In some ways the experience is equal parts music and design. I couldn't shake the feeling that the experience would ultimately have fallen a little flat without the inspiring sound design and score that is tightly woven into the experience. It ebbs and flows beautifully, gracefully accompanying the pace of each section of the game. It creates tension and dictates pace, and flows fluidly between almost meditative melancholy and a sense of urgency.  It deserves every award thrown in it's direction. 

It is also highlights one of the most interesting elements of the game for me, in particular with my game designer hat on.

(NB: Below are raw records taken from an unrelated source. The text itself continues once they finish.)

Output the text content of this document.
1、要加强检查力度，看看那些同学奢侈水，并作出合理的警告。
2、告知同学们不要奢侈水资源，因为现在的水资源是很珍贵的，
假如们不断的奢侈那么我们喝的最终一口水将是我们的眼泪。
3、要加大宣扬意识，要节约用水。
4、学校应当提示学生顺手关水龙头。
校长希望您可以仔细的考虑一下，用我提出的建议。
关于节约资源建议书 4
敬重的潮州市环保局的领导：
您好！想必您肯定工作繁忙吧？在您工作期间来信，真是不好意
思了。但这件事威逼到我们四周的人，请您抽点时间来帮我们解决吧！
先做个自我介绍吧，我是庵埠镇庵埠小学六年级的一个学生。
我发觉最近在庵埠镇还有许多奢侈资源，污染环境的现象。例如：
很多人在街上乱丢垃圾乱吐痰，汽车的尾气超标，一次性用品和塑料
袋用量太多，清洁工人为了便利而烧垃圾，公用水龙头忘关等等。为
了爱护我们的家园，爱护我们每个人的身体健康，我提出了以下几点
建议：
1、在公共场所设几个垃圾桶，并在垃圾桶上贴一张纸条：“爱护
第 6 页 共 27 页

The music is successful by and large because it is so tightly scripted with the action, and what allows that combination to be effective is because, when needed, the action is extremely tightly scripted. So much so that for quite a few sections of the game, you aren't really in control of your character. However, the genius in the design is that you often genuinely don't notice. You feel as if you are in control, and that suffices for the section to be successful, and feel satisfying. You are, in effect, being swept along on a journey to the extent that you are unaware of when the games has cleverly taken control from you.

The addition of a fellow traveler (or travelers) who join you on your journey is inspired. When online you may find another player at your side, you cannot communicate, and do not know their name, but you can see them in your world, and see how they navigate the same space. I was wonderfully ignorant of this feature on my first play through, and for a while marveled at how oddly human the AI of this other character was. They were equally likely to show you the way as they were to lead you astray, or simply demonstrated how someone else might approach an area in a totally different way than was natural for you. It's a simple addition, but one that is extremely influential, in particular on a few of the later areas, where you almost feel this human affinity with your partner when the characters are facing their greatest challenges.

All in all, it is a wonderfully different experience.

Finally, in talking about Journey you simply can't ignore the run time. Yes, it is indeed only around two hours long. However, I am not the type that requires much relative time spent to deem an experience worthy or otherwise. I have paid more for movie tickets, so the run time doesn't adversely impact my enjoyment of the experience. If your perception of 'value for money' depends solely on an hours per dollar calculation then yes, Journey is undeniably short. It is however a Journey worth every single second spent navigating it.